Grzegorz Kupczyk – lider Ceti – zdradza coraz więcej szczegółów o nowej płycie jego formacji zatytułowanej Ghost Of The Universe – Behind The Black Curtain. Tym razem artysta mówi o brzmieniu płyty i samego wokalu oraz paru innych nowościach: „Podeszliśmy do nagrania tego materiału bardzo poważnie, choć doskonale się przy tym również bawiliśmy, zwłaszcza tematami nagrań, brzmieniami, aranżacjami. To wszystko było głęboko przemyślane, jednak kilka rzeczy powstało wprost w studio, bo jak to bywa, nagle podczas pracy pojawiają się zupełnie nowe, kolejne i ciekawe pomysły. Jeśli chodzi o warstwę wokalną, to celowo obniżyłem nieco barwę mojego głosu, aby dopasować go do dużo cięższego brzmienia, które nawet nas zaskoczyło, jak już mówiliśmy w poprzednich relacjach z przygotowań. Dodam też, że nie bawiliśmy się w żadne sztuczne efekty np. perkusja sama w sobie brzmi na tyle dobrze, że nie będziemy jej „obrabiać” . Zresztą nie ma się co temu specjalnie dziwić, gdyż instrument ten w swojej postaci, jaką ma obecnie, został zaprojektowany w całości przez naszego bębniarza, Mucka. Jako kolejną ciekawostkę dodam, że w kwestii brzmienia gitar oraz solówek nasze podejście jest na tej płycie inne niż dotychczas. Przypomnę, że postanowiliśmy, iż ten materiał będzie powrotem do korzeni Ceti, i że będzie bardziej gitarowy, dlatego też klawisze nieco ustąpiły miejsca gitarom, z tym że od razu dodam , iż są jednak tam gdzie być powinny, gdyż ten instrument to także integralna cześć instrumentarium zespołu. Osiągnęliśmy w naszych ostatnich produkcjach pewien szczyt i niebezpiecznym byłoby zapuszczać się jeszcze wyżej, bo muzyka rockowa zatacza dziś koło a z moich obserwacji wynika, że i starsi i nowi fani wracają do słuchania klasyki, mając jednak na uwadze także najnowsze trendy. Jestem przekonany, że zaskoczymy, a co najmniej zadziwimy fanów. Zdradzę tylko, że znany już z sieci utwór "Anywhere" jest najlżejszym utworem na płycie:)). Powstaną niebawem kolejne dwa teledyski promujące nową płytę. Jeden z nich będzie najprawdopodobniej do utworu noszącego tytuł "The Wolves". Wierni i zawsze nam drodzy Fani Ceti jednak nie mają się też czego obawiać, bo tak charakterystyczne kantyleny wokalne nie zniknęły całkowicie, są nadal, jednak nieco inaczej podane.

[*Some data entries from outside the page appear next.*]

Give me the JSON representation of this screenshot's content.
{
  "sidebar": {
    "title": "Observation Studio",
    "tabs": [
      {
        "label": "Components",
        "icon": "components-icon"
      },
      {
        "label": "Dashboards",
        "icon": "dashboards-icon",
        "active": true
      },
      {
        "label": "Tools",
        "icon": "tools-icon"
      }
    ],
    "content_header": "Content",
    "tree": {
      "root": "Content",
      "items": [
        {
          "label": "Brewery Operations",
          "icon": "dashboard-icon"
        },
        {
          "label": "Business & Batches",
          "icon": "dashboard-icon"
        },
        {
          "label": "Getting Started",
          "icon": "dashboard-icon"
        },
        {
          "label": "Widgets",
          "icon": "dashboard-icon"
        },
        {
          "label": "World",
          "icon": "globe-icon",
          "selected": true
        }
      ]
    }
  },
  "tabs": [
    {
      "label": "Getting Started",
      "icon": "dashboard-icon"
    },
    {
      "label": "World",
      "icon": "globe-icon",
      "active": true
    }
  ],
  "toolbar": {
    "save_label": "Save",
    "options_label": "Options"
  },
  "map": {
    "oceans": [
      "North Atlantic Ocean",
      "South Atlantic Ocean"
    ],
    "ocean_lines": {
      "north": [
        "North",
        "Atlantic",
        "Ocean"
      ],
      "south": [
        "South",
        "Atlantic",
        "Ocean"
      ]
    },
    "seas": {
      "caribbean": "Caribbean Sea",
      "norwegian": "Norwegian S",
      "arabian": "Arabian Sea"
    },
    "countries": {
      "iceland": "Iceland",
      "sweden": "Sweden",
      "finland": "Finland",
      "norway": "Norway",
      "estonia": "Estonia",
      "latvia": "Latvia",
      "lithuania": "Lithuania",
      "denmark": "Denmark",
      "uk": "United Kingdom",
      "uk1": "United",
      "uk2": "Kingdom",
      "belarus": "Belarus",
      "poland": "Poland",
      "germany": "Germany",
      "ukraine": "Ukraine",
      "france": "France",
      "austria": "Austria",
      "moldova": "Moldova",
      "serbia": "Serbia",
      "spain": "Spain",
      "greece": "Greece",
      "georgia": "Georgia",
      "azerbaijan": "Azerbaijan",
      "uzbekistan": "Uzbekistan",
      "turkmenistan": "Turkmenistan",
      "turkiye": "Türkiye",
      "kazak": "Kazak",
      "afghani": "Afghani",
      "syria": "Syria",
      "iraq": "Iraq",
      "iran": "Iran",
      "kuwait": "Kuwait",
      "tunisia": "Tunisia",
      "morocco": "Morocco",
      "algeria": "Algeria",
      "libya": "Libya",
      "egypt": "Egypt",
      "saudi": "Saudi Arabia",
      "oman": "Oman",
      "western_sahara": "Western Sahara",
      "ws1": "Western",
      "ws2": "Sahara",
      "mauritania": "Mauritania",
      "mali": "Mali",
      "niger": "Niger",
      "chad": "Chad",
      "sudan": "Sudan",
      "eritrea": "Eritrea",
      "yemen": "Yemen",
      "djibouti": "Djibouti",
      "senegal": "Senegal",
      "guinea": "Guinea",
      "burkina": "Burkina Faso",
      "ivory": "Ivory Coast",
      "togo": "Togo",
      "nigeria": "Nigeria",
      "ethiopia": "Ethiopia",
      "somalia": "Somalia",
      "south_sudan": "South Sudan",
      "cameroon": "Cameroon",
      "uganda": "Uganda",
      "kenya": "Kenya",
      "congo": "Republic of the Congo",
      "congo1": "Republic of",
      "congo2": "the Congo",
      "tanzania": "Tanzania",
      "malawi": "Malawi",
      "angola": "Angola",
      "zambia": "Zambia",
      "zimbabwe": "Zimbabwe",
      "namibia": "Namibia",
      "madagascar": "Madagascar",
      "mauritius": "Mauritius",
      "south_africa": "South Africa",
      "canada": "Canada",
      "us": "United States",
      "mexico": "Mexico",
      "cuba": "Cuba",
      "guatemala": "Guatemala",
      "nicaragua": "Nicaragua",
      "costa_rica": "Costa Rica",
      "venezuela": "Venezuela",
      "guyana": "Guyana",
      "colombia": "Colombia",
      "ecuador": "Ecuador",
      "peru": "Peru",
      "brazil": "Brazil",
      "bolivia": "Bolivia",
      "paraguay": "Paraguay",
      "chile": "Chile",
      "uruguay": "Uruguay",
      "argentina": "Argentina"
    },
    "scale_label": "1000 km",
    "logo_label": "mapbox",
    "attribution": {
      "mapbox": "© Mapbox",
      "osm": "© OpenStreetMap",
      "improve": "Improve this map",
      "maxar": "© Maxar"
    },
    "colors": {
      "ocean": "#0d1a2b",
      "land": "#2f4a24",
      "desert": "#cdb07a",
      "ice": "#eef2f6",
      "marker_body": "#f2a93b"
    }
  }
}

Najbardziej typowy dla Ceti w sferze wokalnej będzie na nowej płycie z pewnością utwór tytułowy, czyli "Ghost Of The Universe" oraz "In The Eyes Of Rising Sun".
Uzupełnieniem słów Kupczyka niech będzie wywiad z nim oraz z całym zespołem Ceti, przeprowadzony w MP STUDIO przez fanklub zespołu z gościnnym udziałem realizatora płyty Mariusza Piętki. Wywiad możecie zobaczyć tutaj.
Info: Agencja Artystyczna M-ART.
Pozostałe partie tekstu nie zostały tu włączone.